The financial year ended in March and individuals are looking to file their tax returns within the due date 31st July. If you are a salaried employee, you must have received Form 16 from your employer. This is a very important form and is required when you are filing your taxes yourself or if you are taking expert help for filing your IT return. Being a salaried employee, you should be conversant with the meaning of Form 16. But what if you are not? What if you are a new employee still understanding at financial straws to make sense of filing your taxes? Wouldn’t you need help?
Of course you would! So, let’s understand what Form 16 exactly is.
What is Form 16?
Employers generally deduct TDS from your salary. In that case, the Income Tax Act mandates your employer to issue a certificate detailing the TDS deducted and deposited to department of Income Tax. Thus, Form 16 is that certificate which your employer issues detailing your taxable income and the TDS already been deducted by him.
Why is Form 16 required?
The form-16 contains the details of the TDS already deposited by your employer, so it helps you in estimation of your correct tax liability, what has been already paid and balance payable if any.
What if you don’t have Form 16?
Though it is highly not practicable, you might not get Form 16 from your employer unless and otherwise an unavoidable circumstance. This does not, however, mean that you cannot file your taxes correctly. Taxes can be filed even without a Form 16 if you know how. So, here are the steps which can be followed for filing your Income Tax Returns even if you don’t have a Form 16.

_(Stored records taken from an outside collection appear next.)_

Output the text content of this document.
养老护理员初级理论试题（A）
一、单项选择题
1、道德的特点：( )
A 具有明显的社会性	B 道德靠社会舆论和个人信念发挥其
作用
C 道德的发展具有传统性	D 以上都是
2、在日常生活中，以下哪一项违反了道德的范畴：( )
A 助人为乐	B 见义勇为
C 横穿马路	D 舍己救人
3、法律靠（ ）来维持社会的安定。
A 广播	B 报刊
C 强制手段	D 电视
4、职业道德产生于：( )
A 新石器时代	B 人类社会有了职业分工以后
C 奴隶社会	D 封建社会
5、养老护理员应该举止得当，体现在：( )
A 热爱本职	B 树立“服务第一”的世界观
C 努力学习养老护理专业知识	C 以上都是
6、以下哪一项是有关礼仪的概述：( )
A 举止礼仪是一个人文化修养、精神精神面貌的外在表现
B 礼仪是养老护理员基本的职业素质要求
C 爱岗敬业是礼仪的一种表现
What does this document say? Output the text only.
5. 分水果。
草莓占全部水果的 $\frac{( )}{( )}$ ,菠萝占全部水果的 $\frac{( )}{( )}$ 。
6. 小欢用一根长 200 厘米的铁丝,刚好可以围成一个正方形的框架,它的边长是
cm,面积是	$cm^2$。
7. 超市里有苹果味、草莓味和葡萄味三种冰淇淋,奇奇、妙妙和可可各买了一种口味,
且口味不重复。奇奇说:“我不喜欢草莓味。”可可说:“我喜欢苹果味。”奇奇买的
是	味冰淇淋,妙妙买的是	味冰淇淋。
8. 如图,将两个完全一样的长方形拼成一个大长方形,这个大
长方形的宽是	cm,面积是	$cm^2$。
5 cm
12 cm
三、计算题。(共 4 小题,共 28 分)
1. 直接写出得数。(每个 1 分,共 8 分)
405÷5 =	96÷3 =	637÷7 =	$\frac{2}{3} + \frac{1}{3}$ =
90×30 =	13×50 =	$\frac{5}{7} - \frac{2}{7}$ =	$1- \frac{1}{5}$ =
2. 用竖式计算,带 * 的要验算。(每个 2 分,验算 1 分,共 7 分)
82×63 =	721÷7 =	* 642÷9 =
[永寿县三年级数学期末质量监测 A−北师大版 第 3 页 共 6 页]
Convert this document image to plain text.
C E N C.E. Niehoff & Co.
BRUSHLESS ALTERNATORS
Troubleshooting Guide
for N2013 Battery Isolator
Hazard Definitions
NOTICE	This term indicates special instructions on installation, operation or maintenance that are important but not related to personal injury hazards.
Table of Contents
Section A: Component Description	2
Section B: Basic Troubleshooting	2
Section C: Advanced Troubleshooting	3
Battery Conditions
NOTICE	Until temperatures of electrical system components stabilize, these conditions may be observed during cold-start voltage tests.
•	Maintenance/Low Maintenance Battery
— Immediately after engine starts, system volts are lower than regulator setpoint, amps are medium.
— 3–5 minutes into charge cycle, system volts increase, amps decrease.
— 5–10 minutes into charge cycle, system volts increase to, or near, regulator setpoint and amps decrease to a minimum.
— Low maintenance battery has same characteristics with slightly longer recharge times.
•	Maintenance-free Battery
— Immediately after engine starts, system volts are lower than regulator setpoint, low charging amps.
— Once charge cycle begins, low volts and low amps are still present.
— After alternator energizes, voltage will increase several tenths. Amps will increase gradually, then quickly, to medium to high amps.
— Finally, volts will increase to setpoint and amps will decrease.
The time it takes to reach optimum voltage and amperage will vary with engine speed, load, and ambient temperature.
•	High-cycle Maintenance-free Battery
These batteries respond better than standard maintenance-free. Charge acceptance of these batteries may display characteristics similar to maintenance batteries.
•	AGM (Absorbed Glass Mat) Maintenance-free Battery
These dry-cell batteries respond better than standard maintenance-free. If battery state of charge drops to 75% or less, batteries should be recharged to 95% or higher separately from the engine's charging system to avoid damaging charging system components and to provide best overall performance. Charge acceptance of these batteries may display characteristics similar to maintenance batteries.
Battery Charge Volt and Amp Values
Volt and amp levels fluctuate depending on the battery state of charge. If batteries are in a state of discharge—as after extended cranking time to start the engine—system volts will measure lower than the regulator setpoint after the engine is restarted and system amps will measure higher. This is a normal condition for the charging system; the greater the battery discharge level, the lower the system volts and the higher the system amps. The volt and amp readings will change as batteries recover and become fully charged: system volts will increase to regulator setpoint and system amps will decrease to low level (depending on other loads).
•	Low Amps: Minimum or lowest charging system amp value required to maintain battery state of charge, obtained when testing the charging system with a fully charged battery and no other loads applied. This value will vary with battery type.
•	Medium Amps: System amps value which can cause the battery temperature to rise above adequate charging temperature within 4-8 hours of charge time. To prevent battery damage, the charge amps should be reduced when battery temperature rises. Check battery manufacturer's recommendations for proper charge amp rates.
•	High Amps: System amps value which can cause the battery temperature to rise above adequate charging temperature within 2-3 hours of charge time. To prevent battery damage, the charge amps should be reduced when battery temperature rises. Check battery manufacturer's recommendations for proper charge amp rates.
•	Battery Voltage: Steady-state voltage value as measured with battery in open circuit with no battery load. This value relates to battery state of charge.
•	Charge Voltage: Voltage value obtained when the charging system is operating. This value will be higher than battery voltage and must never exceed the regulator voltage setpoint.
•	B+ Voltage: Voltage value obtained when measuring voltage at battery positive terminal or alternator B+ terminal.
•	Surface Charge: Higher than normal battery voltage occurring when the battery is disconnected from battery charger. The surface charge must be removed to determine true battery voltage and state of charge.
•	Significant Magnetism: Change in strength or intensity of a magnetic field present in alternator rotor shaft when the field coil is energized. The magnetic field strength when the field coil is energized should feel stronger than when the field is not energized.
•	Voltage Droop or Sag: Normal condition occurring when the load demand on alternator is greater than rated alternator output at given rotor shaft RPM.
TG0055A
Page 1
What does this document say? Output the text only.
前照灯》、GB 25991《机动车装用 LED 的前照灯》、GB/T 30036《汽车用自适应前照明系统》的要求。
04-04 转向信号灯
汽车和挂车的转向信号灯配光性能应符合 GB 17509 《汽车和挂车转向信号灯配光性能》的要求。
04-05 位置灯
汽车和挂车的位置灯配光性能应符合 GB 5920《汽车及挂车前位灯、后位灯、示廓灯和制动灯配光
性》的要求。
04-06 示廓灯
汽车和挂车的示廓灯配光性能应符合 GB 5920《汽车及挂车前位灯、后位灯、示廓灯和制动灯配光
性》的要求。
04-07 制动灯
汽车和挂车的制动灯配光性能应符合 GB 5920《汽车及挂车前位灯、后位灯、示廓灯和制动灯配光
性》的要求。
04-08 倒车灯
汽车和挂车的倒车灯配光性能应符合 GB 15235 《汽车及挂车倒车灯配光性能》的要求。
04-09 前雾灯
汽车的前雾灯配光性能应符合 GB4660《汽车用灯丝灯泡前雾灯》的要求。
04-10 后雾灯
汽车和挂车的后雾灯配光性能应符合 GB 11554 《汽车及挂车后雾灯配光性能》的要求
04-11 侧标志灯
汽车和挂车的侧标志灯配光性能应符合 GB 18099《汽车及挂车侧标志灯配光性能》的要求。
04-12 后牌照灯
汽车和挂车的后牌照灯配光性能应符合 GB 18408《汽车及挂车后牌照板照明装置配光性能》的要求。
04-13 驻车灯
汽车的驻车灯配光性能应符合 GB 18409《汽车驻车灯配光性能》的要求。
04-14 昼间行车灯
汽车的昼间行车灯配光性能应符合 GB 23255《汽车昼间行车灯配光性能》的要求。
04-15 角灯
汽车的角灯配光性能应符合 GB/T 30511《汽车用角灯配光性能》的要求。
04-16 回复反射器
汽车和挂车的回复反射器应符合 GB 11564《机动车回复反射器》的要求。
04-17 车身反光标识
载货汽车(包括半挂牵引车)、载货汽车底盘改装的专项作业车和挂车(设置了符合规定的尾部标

Filing income tax without Form 16
Step 1 – Accumulate (or) Consolidate all your payslips
While Form 16 lists your taxable income, the same can be found out from your Payslips as well. So, start by collecting your Payslips to figure out what your taxable income actually is.
Step 2 – Make use of Form 26AS
Form 26AS is an annual statement which shows your tax related information. It highlights the tax received by the Government through TDS deducted on your incomes from all sources. Your Payslips show the salary you received and Form 26AS shows the TDS already deducted from the salary. Both these documents can be used to find out the tax your employer or other’s already been deducted by way of TDS.
Step 3 – Compute and claim your deductions
There are various types of deductions which you can claim from your salary income. These are non-taxable items which lower your taxable income and include House Rent Allowance, Leave Travel Allowance, reimbursements, Section 80C deductions on investments, etc.
Step 4 – Add income from all other sources
Besides your salary income, you might have income from other sources as well. For instance, you might have interest income from your savings bank account or Fixed Deposit account, gains from shares and mutual funds, rental income, capital gains, etc. Add up these incomes to your salary income and identify the exemptions available for individual head of income.
Step 5 – Identify the tax filing form
You should know which tax form should be used if you are filing your taxes yourself. As a salaried employee, the relevant tax forms for you include ITR 1, ITR 2, ITR 2A, Form 3, Form 4 and Form 4A. Use the relevant form for filling up your income details. If you are using ITR 2, ITR 2A and ITR 4, you would have to provide a detailed salary break-up showing allowances and perquisites and whether or not they are taxable.
Step 6 – Compute your tax liability
After you have followed the above steps, you would have the numbers to calculate your tax liability. The next step, therefore, would be to find out what is your actual tax liability. Compare the figure with the TDS already deposited. If your TDS deposition is higher than the actual tax liability, you can claim a tax refund from the department. On the contrary, if your tax liability is higher than the TDS deposited, you would have to pay additional tax called as self-assessment tax.
Step 7 – File your return
After filling up the ITR form, submit it and file your tax return by July 31st.